E continuarono a parlare e straparlare delle cose più stupide, senza un filo logico, fermandosi per ridere almeno un minuto ogni due e senza alzarsi dalla neve nonostante il freddo che soffiava per il parco di Hogwarts in quel momento.
Finchè: “Ma…quindi che ci facevi nascosto nella guferia, Tonks?” domandò lei temendo già la risposta.
“Promettimi che non riderai!” la pregò lui con un ghigno stupido dipinto in faccia.
“Questo non posso promettertelo!” ridacchiò lei “Ma a mia discolpa posso dire che sei tu a farmi ridere.”
“…Seguivo te.”
A quelle parole la ragazza scattò in piedi, sentendosi rossa come un peperone.
Non sapeva cosa rispondere a quella dichiarazione così sciocca e sincera che si vedeva arrivare dritta in faccia.
E decise di fare quello che faceva sempre quando era confusa, agire d’istinto e così senza neanche capire come quelle parole potessero essere sue esclamò un: “Beh, vuoi alzarti o no? Qua si gela” porgendo la mano destra in direzione di Ted Tonks.

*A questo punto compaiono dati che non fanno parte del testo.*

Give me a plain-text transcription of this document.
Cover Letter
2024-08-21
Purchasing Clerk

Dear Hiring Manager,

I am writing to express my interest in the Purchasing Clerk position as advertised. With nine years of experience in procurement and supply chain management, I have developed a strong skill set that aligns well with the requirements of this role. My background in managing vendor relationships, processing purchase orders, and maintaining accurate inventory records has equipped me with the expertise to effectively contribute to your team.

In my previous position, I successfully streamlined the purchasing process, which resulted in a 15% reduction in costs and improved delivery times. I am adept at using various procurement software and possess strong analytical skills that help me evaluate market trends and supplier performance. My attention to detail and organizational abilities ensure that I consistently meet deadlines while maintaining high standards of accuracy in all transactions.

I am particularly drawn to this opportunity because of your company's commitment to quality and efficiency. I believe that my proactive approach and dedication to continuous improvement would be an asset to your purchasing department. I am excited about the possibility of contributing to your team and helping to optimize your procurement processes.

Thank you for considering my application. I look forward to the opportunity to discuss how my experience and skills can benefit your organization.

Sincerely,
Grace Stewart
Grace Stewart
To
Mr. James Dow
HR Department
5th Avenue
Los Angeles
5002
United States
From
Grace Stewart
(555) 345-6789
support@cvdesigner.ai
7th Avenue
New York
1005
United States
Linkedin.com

Il ragazzo la guardò un attimo stupito e confuso allo stesso tempo. Andromeda sapeva benissimo a cosa stesse pensando. A cosa stessero pensando entrambi.
Si stavano infognando in un guaio bello grosso, tutti e due.
Quel tocco, ora che entrambi sapevano benissimo a quale tipo di famiglia appartenesse l’altro, sarebbe stato qualcosa di vietato, tabù e molto pericoloso con la guerra che iniziava ad avanzare sempre più apertamente.
Andromeda decise che, però, non le importava che cosa sarebbe potuto succedere nel futuro. Tanto valeva vivere almeno un po’ il presente, no?
“Devo aspettarti tutto il giorno, signor Tonks?” Non poteva credere che fosse sua la voce che stava pronunciando quelle frasi.
“No, non direi” rispose Ted afferrandola con quella sua mano così grande e calda, nonostante il freddo gelido, ed ergendosi sopra di lei.
Per un lungo attimo le loro mani non parvero avere alcuna intenzione di lasciarsi, nonostante ora non ci fosse più bisogno che lei lo sostenesse in alcun modo.
Andromeda si ritrovò a sorridere stupidamente, scostandosi una ciocca di capelli castana (sempre la stessa) dal volto e sperando scioccamente che lui la invitasse al prossimo weekend ad Hogsmeade perché sentiva che, se glielo avesse chiesto in quel momento lei avrebbe sicuramente accettato.